今回は、イチゴのプランター栽培をやってみたいと思います。
苺には、実のなる時期の違う「一季なり」と「四季なり」の品種がありますので、どちらを育てようか迷いました。
「四季なり」で長い間収穫が楽しめるのも良いなと思いましたが、私は「旬」を大事にしたいと思った事と、「一季なり」の方が美味しいイチゴが出来やすいのではないかと考え、一季なりの中で育てやすそうな「とちおとめ」を選択しました。

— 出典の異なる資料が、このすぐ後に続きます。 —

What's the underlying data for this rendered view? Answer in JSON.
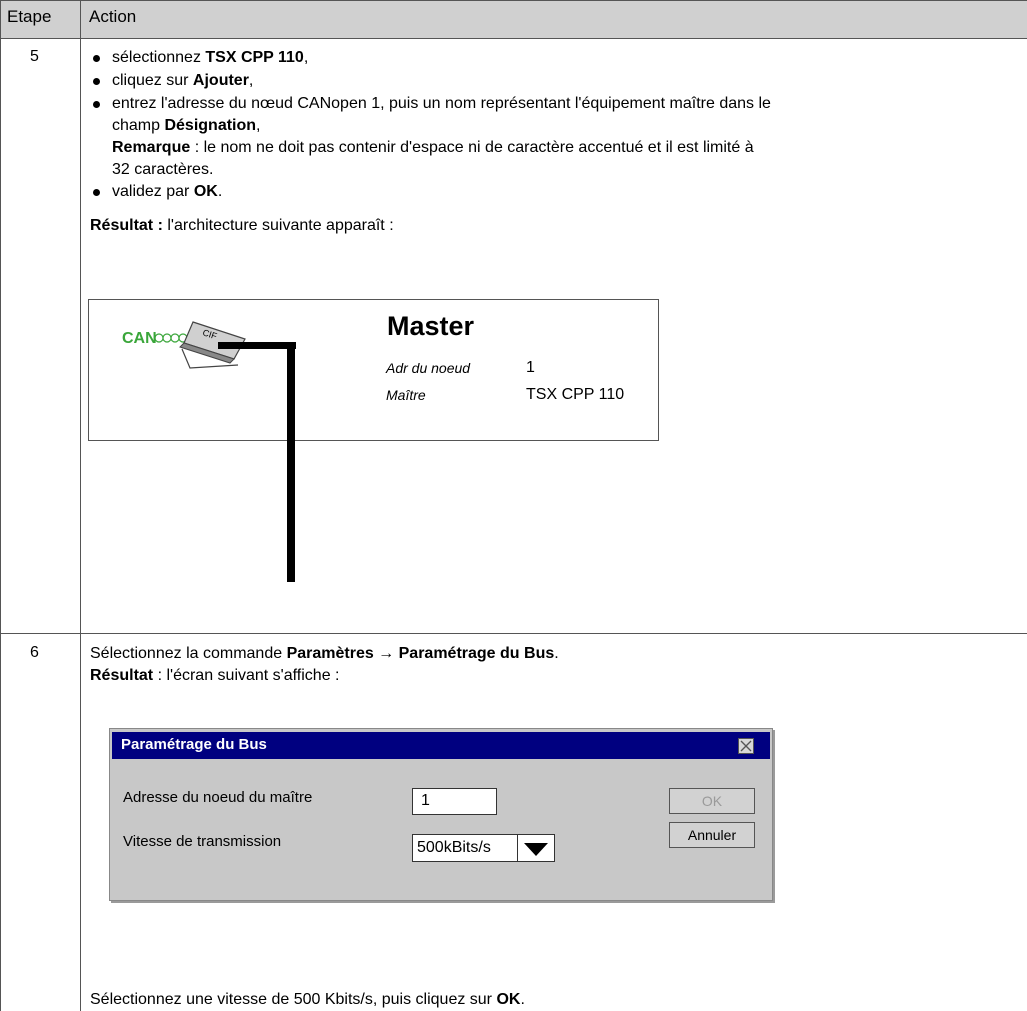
{
  "header": {
    "col_step": "Etape",
    "col_action": "Action"
  },
  "row5": {
    "step": "5",
    "bullets": [
      {
        "pre": "sélectionnez ",
        "bold": "TSX CPP 110",
        "post": ","
      },
      {
        "pre": "cliquez sur ",
        "bold": "Ajouter",
        "post": ","
      },
      {
        "line1": "entrez l'adresse du nœud CANopen 1, puis un nom représentant l'équipement maître dans le",
        "line2_pre": "champ ",
        "line2_bold": "Désignation",
        "line2_post": ",",
        "remark_bold": "Remarque",
        "remark_line1": " : le nom ne doit pas contenir d'espace ni de caractère accentué et il est limité à",
        "remark_line2": "32 caractères."
      },
      {
        "pre": "validez par ",
        "bold": "OK",
        "post": "."
      }
    ],
    "result_bold": "Résultat :",
    "result_text": " l'architecture suivante apparaît :",
    "diagram": {
      "can_label": "CAN",
      "card_label": "CIF",
      "title": "Master",
      "addr_label": "Adr du noeud",
      "addr_value": "1",
      "master_label": "Maître",
      "master_value": "TSX CPP 110"
    }
  },
  "row6": {
    "step": "6",
    "line1_pre": "Sélectionnez la commande ",
    "line1_bold": "Paramètres → Paramétrage du Bus",
    "line1_post": ".",
    "result_bold": "Résultat",
    "result_text": " : l'écran suivant s'affiche :",
    "dialog": {
      "title": "Paramétrage du Bus",
      "addr_label": "Adresse du noeud du maître",
      "addr_value": "1",
      "speed_label": "Vitesse de transmission",
      "speed_value": "500kBits/s",
      "ok_label": "OK",
      "cancel_label": "Annuler"
    },
    "final_pre": "Sélectionnez une vitesse de 500 Kbits/s, puis cliquez sur ",
    "final_bold": "OK",
    "final_post": "."
  }
}
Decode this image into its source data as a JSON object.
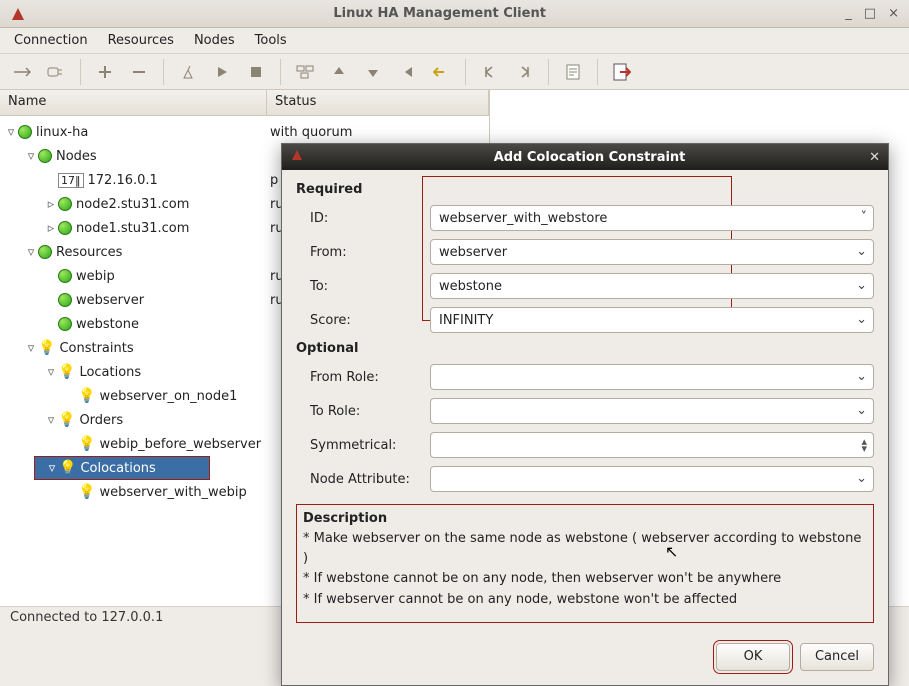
{
  "window": {
    "title": "Linux HA Management Client"
  },
  "menubar": [
    "Connection",
    "Resources",
    "Nodes",
    "Tools"
  ],
  "columns": {
    "name": "Name",
    "status": "Status"
  },
  "tree": {
    "root": {
      "label": "linux-ha",
      "status": "with quorum"
    },
    "nodes_label": "Nodes",
    "nodes": [
      {
        "ip": "172.16.0.1"
      },
      {
        "host": "node2.stu31.com"
      },
      {
        "host": "node1.stu31.com"
      }
    ],
    "resources_label": "Resources",
    "resources": [
      "webip",
      "webserver",
      "webstone"
    ],
    "constraints_label": "Constraints",
    "locations_label": "Locations",
    "locations": [
      "webserver_on_node1"
    ],
    "orders_label": "Orders",
    "orders": [
      "webip_before_webserver"
    ],
    "colocations_label": "Colocations",
    "colocations": [
      "webserver_with_webip"
    ]
  },
  "hidden_status": [
    "p",
    "ru",
    "ru",
    "ru",
    "ru"
  ],
  "dialog": {
    "title": "Add Colocation Constraint",
    "required_label": "Required",
    "optional_label": "Optional",
    "fields": {
      "id_label": "ID:",
      "id_value": "webserver_with_webstore",
      "from_label": "From:",
      "from_value": "webserver",
      "to_label": "To:",
      "to_value": "webstone",
      "score_label": "Score:",
      "score_value": "INFINITY",
      "from_role_label": "From Role:",
      "from_role_value": "",
      "to_role_label": "To Role:",
      "to_role_value": "",
      "symmetrical_label": "Symmetrical:",
      "symmetrical_value": "",
      "node_attr_label": "Node Attribute:",
      "node_attr_value": ""
    },
    "description_label": "Description",
    "description_lines": [
      "* Make webserver  on the same node as webstone   ( webserver according to webstone )",
      "* If webstone cannot be  on any node, then webserver won't be  anywhere",
      "* If webserver cannot be  on any node, webstone won't be affected"
    ],
    "buttons": {
      "ok": "OK",
      "cancel": "Cancel"
    }
  },
  "statusbar": "Connected to 127.0.0.1"
}
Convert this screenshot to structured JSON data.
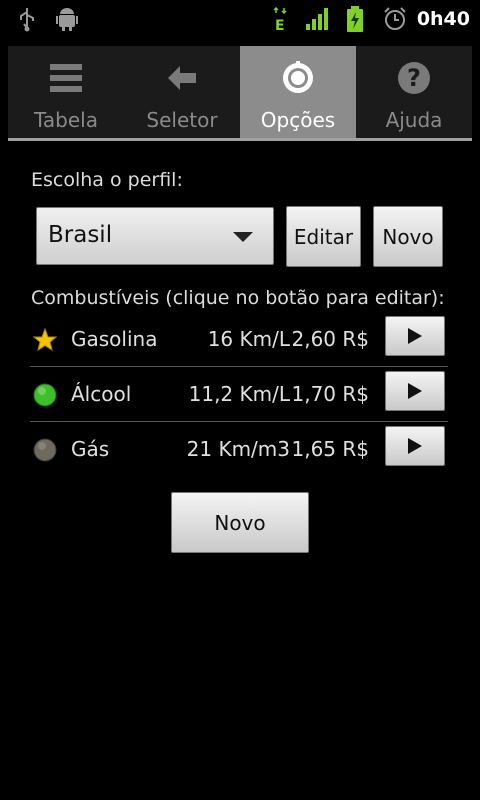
{
  "status_bar": {
    "time": "0h40",
    "icons": [
      "usb-icon",
      "android-debug-icon",
      "data-e-icon",
      "signal-icon",
      "battery-charging-icon",
      "alarm-icon"
    ]
  },
  "tabs": [
    {
      "label": "Tabela",
      "icon": "list-icon",
      "active": false
    },
    {
      "label": "Seletor",
      "icon": "back-arrow-icon",
      "active": false
    },
    {
      "label": "Opções",
      "icon": "settings-icon",
      "active": true
    },
    {
      "label": "Ajuda",
      "icon": "help-icon",
      "active": false
    }
  ],
  "profile": {
    "label": "Escolha o perfil:",
    "selected": "Brasil",
    "edit_label": "Editar",
    "new_label": "Novo"
  },
  "fuels": {
    "label": "Combustíveis (clique no botão para editar):",
    "items": [
      {
        "name": "Gasolina",
        "efficiency": "16 Km/L",
        "price": "2,60 R$",
        "icon": "star-icon"
      },
      {
        "name": "Álcool",
        "efficiency": "11,2 Km/L",
        "price": "1,70 R$",
        "icon": "green-dot-icon"
      },
      {
        "name": "Gás",
        "efficiency": "21 Km/m3",
        "price": "1,65 R$",
        "icon": "gray-dot-icon"
      }
    ],
    "new_label": "Novo"
  },
  "colors": {
    "active_tab": "#8c8c8c",
    "background": "#000000",
    "signal_green": "#7fd12a"
  }
}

それから心配な点として、我が家のベランダには「ヒヨドリ」が来るのですが、イチゴは大好物らしいので、食べられない様にしっかり対策を考えて挑んで行きたいと思います。
概要情報
まずは「とちおとめ」の概要情報からチェックしていきます。
植付の適期 | 10~11月 |
収穫の適期 | 5~6月 |
分類 | バラ目バラ科オランダイチゴ属 |
特徴 | 宿根性多年草、一季成り |
適正ph | 5.5~6.5 弱酸性 |
適正プランター | 根は浅めに張る、深さ20cm、株間20~30cm欲しい 実が成る場所や方向を意識して植える |
栽培のポイント | 日当たり、風通し、水はけを良くする 翌年は苗を更新した方が良い(ランナーから再生可能) |
イチゴを育てるまでは、てっきり1年草だと思っていたので意外でした。
それから、株の増え方も独特ですね。ランナーという特殊な茎を伸ばして株を増やすことが出来ます。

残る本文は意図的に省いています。